There seems to be a paucity of authority upon the point. The only case we can find is In re Lage, 19 Fed. (2d) 153, which held, on a similar will, that no estate vested in the beneficiary until the death of the surviving party.

The most Emma Clapp or her representative could ask is that the contract between Leverett and Amanda to make the will be specifically enforced. The most the court could decree would be that the joint will be given effect at the death of Amanda as her will, according to its provisions and legal import.Pittman v. Burr, 79 Mich. 539. The will purported to give nothing to Emma Clapp at the death of Leverett. By its plain terms, the whole estate then devolved upon Amanda. The provision for Emma was not a gift in præsenti at death of Leverett, with merely the right of enjoyment postponed, as inHibler v. Hibler, 104 Mich. 274, but the gift itself was deferred until the death of Amanda. Consequently no interest in the estate could vest in Emma until Amanda's death.
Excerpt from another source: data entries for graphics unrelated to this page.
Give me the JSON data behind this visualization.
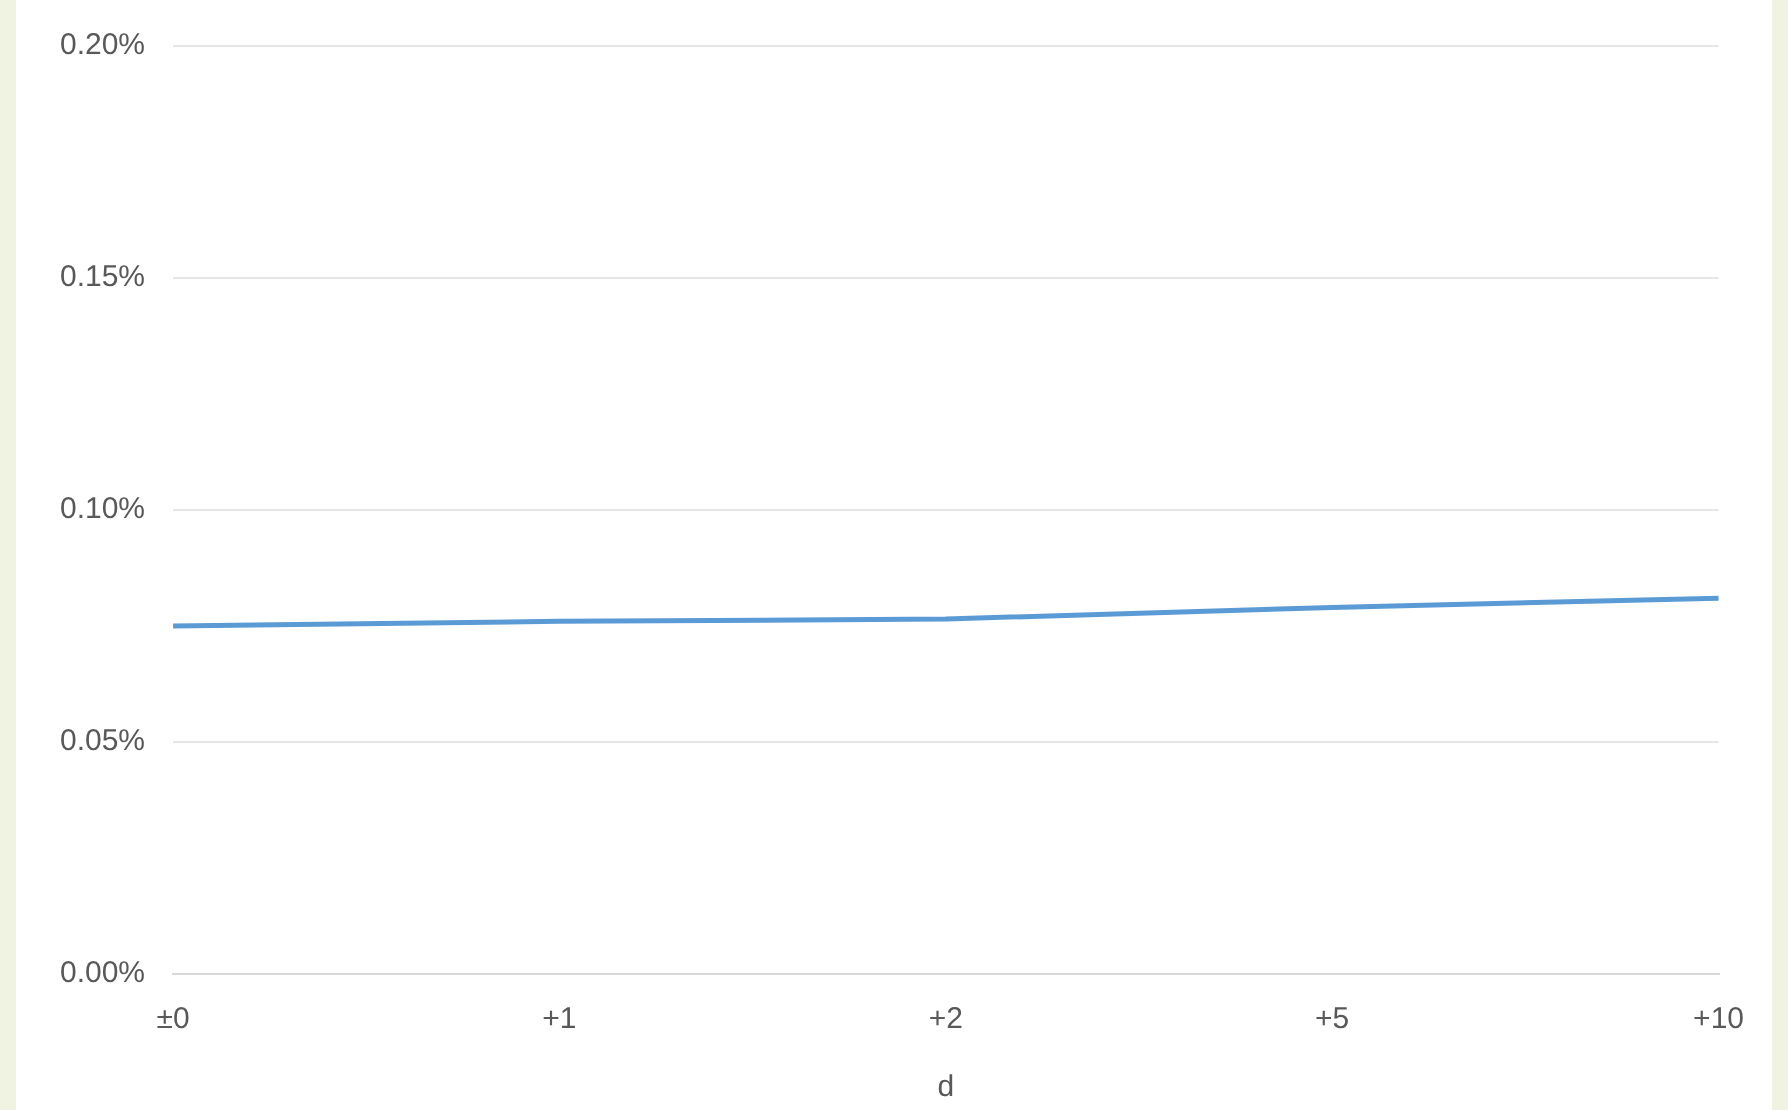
{
  "chart_data": {
    "type": "line",
    "xlabel": "d",
    "categories": [
      "±0",
      "+1",
      "+2",
      "+5",
      "+10"
    ],
    "series": [
      {
        "color": "#5b9bd5",
        "values": [
          0.075,
          0.076,
          0.0765,
          0.079,
          0.081
        ]
      }
    ],
    "ylim": [
      0,
      0.2
    ],
    "yticks": [
      {
        "value": 0,
        "label": "0.00%"
      },
      {
        "value": 0.05,
        "label": "0.05%"
      },
      {
        "value": 0.1,
        "label": "0.10%"
      },
      {
        "value": 0.15,
        "label": "0.15%"
      },
      {
        "value": 0.2,
        "label": "0.20%"
      }
    ],
    "grid": "y",
    "legend": false,
    "marker": "none",
    "line_style": "solid"
  }
}
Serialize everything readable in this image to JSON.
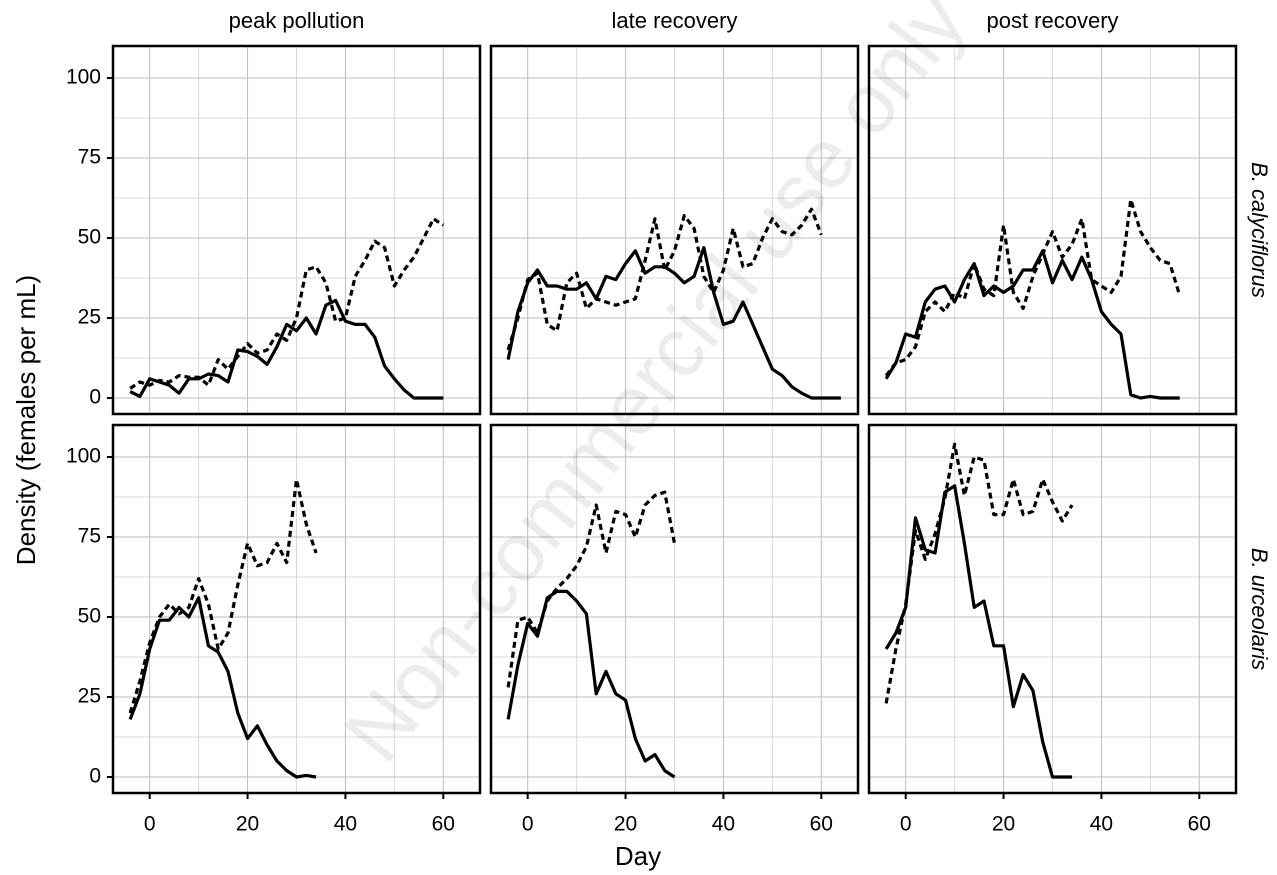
{
  "column_titles": [
    "peak pollution",
    "late recovery",
    "post recovery"
  ],
  "row_titles": [
    "B. calyciflorus",
    "B. urceolaris"
  ],
  "x_label": "Day",
  "y_label": "Density (females per mL)",
  "watermark": "Non-commercial use only",
  "x_axis": {
    "lim": [
      -7.5,
      67.5
    ],
    "ticks": [
      0,
      20,
      40,
      60
    ],
    "minor": [
      10,
      30,
      50
    ]
  },
  "y_axis": {
    "lim": [
      -5,
      110
    ],
    "ticks": [
      0,
      25,
      50,
      75,
      100
    ],
    "minor": [
      12.5,
      37.5,
      62.5,
      87.5
    ]
  },
  "grid": true,
  "chart_data": [
    {
      "type": "line",
      "x": [
        -4,
        -2,
        0,
        2,
        4,
        6,
        8,
        10,
        12,
        14,
        16,
        18,
        20,
        22,
        24,
        26,
        28,
        30,
        32,
        34,
        36,
        38,
        40,
        42,
        44,
        46,
        48,
        50,
        52,
        54,
        56,
        58,
        60
      ],
      "series": [
        {
          "color": "#000000",
          "dash": false,
          "values": [
            2,
            0.5,
            6,
            5,
            4,
            1.5,
            6,
            6,
            7.5,
            7,
            5,
            15,
            14.5,
            13,
            10.5,
            16,
            23,
            21,
            25,
            20,
            29,
            30.5,
            24,
            23,
            23,
            19,
            10,
            6,
            2.5,
            0,
            0,
            0,
            0
          ]
        },
        {
          "color": "#000000",
          "dash": true,
          "values": [
            3,
            5,
            4,
            5.5,
            5,
            7,
            6.5,
            6.5,
            4,
            12,
            9,
            13,
            17,
            14,
            15,
            20,
            18,
            25,
            40,
            41,
            36,
            24,
            25,
            38,
            43,
            49,
            47,
            35,
            40,
            44,
            50,
            56,
            54
          ]
        }
      ]
    },
    {
      "type": "line",
      "x": [
        -4,
        -2,
        0,
        2,
        4,
        6,
        8,
        10,
        12,
        14,
        16,
        18,
        20,
        22,
        24,
        26,
        28,
        30,
        32,
        34,
        36,
        38,
        40,
        42,
        44,
        46,
        48,
        50,
        52,
        54,
        56,
        58,
        60,
        62,
        64
      ],
      "series": [
        {
          "color": "#000000",
          "dash": false,
          "values": [
            12,
            27,
            36,
            40,
            35,
            35,
            34,
            34,
            36,
            31,
            38,
            37,
            42,
            46,
            39,
            41,
            41,
            39,
            36,
            38,
            47,
            33,
            23,
            24,
            30,
            23,
            16,
            9,
            7,
            3.5,
            1.5,
            0,
            0,
            0,
            0
          ]
        },
        {
          "color": "#000000",
          "dash": true,
          "values": [
            15,
            25,
            37,
            39,
            23,
            21,
            36,
            39,
            28,
            31,
            30,
            29,
            30,
            31,
            43,
            56,
            40,
            46,
            57,
            53,
            38,
            33,
            40,
            53,
            41,
            42,
            50,
            56,
            52,
            51,
            54,
            59,
            51,
            null,
            null
          ]
        }
      ]
    },
    {
      "type": "line",
      "x": [
        -4,
        -2,
        0,
        2,
        4,
        6,
        8,
        10,
        12,
        14,
        16,
        18,
        20,
        22,
        24,
        26,
        28,
        30,
        32,
        34,
        36,
        38,
        40,
        42,
        44,
        46,
        48,
        50,
        52,
        54,
        56
      ],
      "series": [
        {
          "color": "#000000",
          "dash": false,
          "values": [
            6,
            11,
            20,
            19,
            30,
            34,
            35,
            30,
            37,
            42,
            32,
            35,
            33,
            35,
            40,
            40,
            46,
            36,
            43,
            37,
            44,
            37,
            27,
            23,
            20,
            1,
            0,
            0.5,
            0,
            0,
            0
          ]
        },
        {
          "color": "#000000",
          "dash": true,
          "values": [
            7,
            11,
            12,
            16,
            27,
            30,
            27,
            33,
            31,
            42,
            34,
            32,
            54,
            33,
            28,
            38,
            45,
            52,
            44,
            48,
            56,
            37,
            35,
            33,
            38,
            62,
            52,
            47,
            43,
            42,
            32
          ]
        }
      ]
    },
    {
      "type": "line",
      "x": [
        -4,
        -2,
        0,
        2,
        4,
        6,
        8,
        10,
        12,
        14,
        16,
        18,
        20,
        22,
        24,
        26,
        28,
        30,
        32,
        34
      ],
      "series": [
        {
          "color": "#000000",
          "dash": false,
          "values": [
            18,
            26,
            40,
            49,
            49,
            53,
            50,
            56,
            41,
            39,
            33,
            20,
            12,
            16,
            10,
            5,
            2,
            0,
            0.5,
            0
          ]
        },
        {
          "color": "#000000",
          "dash": true,
          "values": [
            20,
            30,
            42,
            50,
            54,
            51,
            53,
            62,
            54,
            40,
            45,
            60,
            73,
            66,
            67,
            73,
            67,
            93,
            79,
            70
          ]
        }
      ]
    },
    {
      "type": "line",
      "x": [
        -4,
        -2,
        0,
        2,
        4,
        6,
        8,
        10,
        12,
        14,
        16,
        18,
        20,
        22,
        24,
        26,
        28,
        30
      ],
      "series": [
        {
          "color": "#000000",
          "dash": false,
          "values": [
            18,
            35,
            48,
            44,
            56,
            58,
            58,
            55,
            51,
            26,
            33,
            26,
            24,
            12,
            5,
            7,
            2,
            0
          ]
        },
        {
          "color": "#000000",
          "dash": true,
          "values": [
            28,
            49,
            50,
            45,
            55,
            59,
            62,
            66,
            72,
            85,
            70,
            83,
            82,
            75,
            85,
            88,
            89,
            73
          ]
        }
      ]
    },
    {
      "type": "line",
      "x": [
        -4,
        -2,
        0,
        2,
        4,
        6,
        8,
        10,
        12,
        14,
        16,
        18,
        20,
        22,
        24,
        26,
        28,
        30,
        32,
        34
      ],
      "series": [
        {
          "color": "#000000",
          "dash": false,
          "values": [
            40,
            45,
            53,
            81,
            71,
            70,
            89,
            91,
            73,
            53,
            55,
            41,
            41,
            22,
            32,
            27,
            11,
            0,
            0,
            0
          ]
        },
        {
          "color": "#000000",
          "dash": true,
          "values": [
            23,
            40,
            54,
            77,
            68,
            76,
            87,
            104,
            88,
            100,
            99,
            82,
            82,
            93,
            82,
            83,
            93,
            86,
            80,
            85
          ]
        }
      ]
    }
  ]
}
It is the general rule, obtaining also in this State, that the death of a legatee prior to the death of *183 testator causes the legacy to lapse. Mann v. Hyde, 71 Mich. 278; Pittmann v. Burr, supra; In re Spier's Estate, 224 Mich. 658; 40 Cyc. p. 1927. The statutory exception, 3 Comp. Laws 1929, § 15552, is not applicable here. Emma having predeceased Amanda, her legacy lapsed, her executor has no interest in the estate and cannot maintain the bill.

Decree for defendant affirmed, with costs.

CLARK, C.J., and McDONALD, POTTER, SHARPE, NORTH, WIEST, and BUTZEL, JJ., concurred.